L’album qui nous intéresse aujourd’hui sera donc le dernier de la première partie de cette Saga. Vous comprendrez pourquoi son existence relève du miracle, et constaterez l’influence énorme que son illustre géniteur aura su insuffler. C’est plus qu’un chant du cygne, le dernier album prog de la première génération était le Going For The One de yes, rappelez-vous, c’est un écho lointain et bien sûr, il est déjà très teinté de ce que sera la seconde génération. Avant de parler de ce magnifique Nude, revenons sur la bio de Camel.
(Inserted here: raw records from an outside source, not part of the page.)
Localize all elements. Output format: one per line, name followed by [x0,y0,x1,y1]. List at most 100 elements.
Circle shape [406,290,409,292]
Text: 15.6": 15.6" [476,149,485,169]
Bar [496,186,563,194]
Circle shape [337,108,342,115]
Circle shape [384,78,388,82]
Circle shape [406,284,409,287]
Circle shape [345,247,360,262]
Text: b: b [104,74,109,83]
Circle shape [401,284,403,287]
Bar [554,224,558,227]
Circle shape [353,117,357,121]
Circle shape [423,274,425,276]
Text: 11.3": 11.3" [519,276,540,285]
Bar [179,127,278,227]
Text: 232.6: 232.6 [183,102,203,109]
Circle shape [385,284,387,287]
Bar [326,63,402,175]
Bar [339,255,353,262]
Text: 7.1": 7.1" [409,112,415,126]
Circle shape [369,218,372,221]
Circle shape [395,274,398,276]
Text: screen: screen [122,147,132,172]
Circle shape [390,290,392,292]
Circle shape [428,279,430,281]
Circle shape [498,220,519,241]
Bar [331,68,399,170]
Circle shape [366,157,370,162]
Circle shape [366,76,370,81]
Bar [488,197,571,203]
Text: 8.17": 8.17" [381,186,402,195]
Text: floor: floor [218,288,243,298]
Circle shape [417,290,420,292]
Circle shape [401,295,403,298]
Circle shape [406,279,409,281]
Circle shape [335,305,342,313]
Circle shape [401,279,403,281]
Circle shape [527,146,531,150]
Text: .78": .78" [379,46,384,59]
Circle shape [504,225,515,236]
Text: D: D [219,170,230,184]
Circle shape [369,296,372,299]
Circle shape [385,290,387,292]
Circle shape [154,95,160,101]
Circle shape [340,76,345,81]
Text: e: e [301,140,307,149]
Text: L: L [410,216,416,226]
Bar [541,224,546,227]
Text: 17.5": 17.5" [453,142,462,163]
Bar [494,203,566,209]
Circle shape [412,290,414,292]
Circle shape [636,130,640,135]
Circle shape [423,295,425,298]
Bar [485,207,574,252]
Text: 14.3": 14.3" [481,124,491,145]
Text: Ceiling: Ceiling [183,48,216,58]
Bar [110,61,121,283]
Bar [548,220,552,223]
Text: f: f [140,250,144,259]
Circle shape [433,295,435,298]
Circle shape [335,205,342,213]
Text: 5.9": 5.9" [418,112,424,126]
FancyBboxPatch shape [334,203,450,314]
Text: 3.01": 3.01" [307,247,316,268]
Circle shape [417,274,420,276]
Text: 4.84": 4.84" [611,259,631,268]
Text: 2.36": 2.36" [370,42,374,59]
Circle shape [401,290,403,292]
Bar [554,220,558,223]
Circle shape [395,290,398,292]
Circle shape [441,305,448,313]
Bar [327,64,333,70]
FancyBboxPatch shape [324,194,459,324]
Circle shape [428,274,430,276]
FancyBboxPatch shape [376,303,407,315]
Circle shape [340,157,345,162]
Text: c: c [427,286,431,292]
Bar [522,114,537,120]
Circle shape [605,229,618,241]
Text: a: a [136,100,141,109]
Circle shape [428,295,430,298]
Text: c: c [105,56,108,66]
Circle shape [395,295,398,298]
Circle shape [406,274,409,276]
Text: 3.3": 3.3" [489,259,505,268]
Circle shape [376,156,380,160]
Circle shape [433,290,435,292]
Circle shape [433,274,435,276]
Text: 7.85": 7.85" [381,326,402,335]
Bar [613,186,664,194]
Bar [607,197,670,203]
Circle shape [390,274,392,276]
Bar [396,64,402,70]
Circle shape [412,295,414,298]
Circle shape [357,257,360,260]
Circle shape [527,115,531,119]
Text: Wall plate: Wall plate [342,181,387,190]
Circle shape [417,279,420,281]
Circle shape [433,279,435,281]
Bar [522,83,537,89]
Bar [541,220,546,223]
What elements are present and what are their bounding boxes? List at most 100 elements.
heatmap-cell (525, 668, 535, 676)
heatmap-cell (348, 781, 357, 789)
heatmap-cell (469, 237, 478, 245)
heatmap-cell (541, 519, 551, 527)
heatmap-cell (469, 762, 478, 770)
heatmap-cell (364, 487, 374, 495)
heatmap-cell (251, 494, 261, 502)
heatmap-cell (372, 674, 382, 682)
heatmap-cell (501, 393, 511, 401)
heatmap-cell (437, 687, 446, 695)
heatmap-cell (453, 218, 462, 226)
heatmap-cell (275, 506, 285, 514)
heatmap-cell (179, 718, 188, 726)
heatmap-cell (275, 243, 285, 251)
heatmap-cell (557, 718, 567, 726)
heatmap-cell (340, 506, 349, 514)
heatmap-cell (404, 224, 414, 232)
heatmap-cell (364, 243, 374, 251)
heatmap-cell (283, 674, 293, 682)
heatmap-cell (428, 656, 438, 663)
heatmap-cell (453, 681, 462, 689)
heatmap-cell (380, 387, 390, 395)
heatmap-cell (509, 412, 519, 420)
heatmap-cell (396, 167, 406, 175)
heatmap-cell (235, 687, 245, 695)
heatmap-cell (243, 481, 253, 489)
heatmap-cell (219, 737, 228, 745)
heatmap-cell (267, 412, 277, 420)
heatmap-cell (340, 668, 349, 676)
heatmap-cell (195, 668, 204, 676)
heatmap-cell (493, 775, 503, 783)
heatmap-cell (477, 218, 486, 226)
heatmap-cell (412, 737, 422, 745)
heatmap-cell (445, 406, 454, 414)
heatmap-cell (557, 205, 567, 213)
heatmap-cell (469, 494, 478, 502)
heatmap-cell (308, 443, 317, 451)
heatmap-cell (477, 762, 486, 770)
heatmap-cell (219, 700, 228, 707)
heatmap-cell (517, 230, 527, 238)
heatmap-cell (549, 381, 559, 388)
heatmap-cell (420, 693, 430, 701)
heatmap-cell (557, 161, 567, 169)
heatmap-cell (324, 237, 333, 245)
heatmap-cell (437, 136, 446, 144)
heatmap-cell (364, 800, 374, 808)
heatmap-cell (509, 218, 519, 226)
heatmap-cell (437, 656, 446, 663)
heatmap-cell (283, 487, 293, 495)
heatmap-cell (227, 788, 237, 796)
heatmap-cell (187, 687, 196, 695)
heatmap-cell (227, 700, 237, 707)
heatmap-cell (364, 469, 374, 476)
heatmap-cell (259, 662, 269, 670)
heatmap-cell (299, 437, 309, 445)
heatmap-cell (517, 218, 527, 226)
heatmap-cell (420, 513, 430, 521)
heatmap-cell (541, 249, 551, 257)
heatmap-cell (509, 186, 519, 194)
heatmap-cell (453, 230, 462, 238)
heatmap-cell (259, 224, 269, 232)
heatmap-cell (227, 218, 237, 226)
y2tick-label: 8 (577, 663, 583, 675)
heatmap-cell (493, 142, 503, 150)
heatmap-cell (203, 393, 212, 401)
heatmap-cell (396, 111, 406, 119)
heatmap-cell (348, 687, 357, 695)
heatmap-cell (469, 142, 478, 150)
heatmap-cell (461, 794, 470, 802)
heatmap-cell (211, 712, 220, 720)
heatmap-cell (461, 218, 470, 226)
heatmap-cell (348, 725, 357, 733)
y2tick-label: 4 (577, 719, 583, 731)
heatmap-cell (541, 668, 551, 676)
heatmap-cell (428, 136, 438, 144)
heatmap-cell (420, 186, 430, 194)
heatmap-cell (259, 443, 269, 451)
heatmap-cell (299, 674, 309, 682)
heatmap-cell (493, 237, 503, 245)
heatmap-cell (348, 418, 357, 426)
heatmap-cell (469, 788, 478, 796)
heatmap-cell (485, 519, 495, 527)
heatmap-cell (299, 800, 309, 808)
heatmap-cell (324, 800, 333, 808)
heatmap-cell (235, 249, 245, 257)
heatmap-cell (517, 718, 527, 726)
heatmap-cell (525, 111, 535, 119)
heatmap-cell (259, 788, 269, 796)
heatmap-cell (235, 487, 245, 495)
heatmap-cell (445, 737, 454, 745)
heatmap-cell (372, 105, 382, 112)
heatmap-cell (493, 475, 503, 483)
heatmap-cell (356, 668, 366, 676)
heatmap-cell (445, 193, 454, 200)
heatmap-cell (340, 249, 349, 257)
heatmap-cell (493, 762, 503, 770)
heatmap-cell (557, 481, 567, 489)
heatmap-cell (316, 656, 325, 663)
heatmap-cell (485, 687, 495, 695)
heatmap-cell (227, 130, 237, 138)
Tout commence donc avec Andrew Latimer. Né en 1949, le jeune guitariste fonde en 1964 les Phantom Four avec son frangin Ian : le groupe, après des concerts locaux, se sépare, et déjà les musiciens se succèdent, jusqu’à ce qu’en 1969 un power trio se stabilise. The Brew comprenait alors Latimer (20 ans), Doug Ferguson (17 ans) à la basse et le monstrueux Andy Ward à la batterie, alors âgé de 14 ans ! Les trois bambins recrutent en 1971 le claviériste Peter Bardens, une sommité de l’époque, qui avait joué avec Them, Rod Stewart ainsi que Mick Fleetwood et Peter Green, futurs Fleetwood Mac. Ils changent leur nom, deviennent Camel, nom dont on ne sait toujours pas d’où il vient exactement, et signent chez MCA.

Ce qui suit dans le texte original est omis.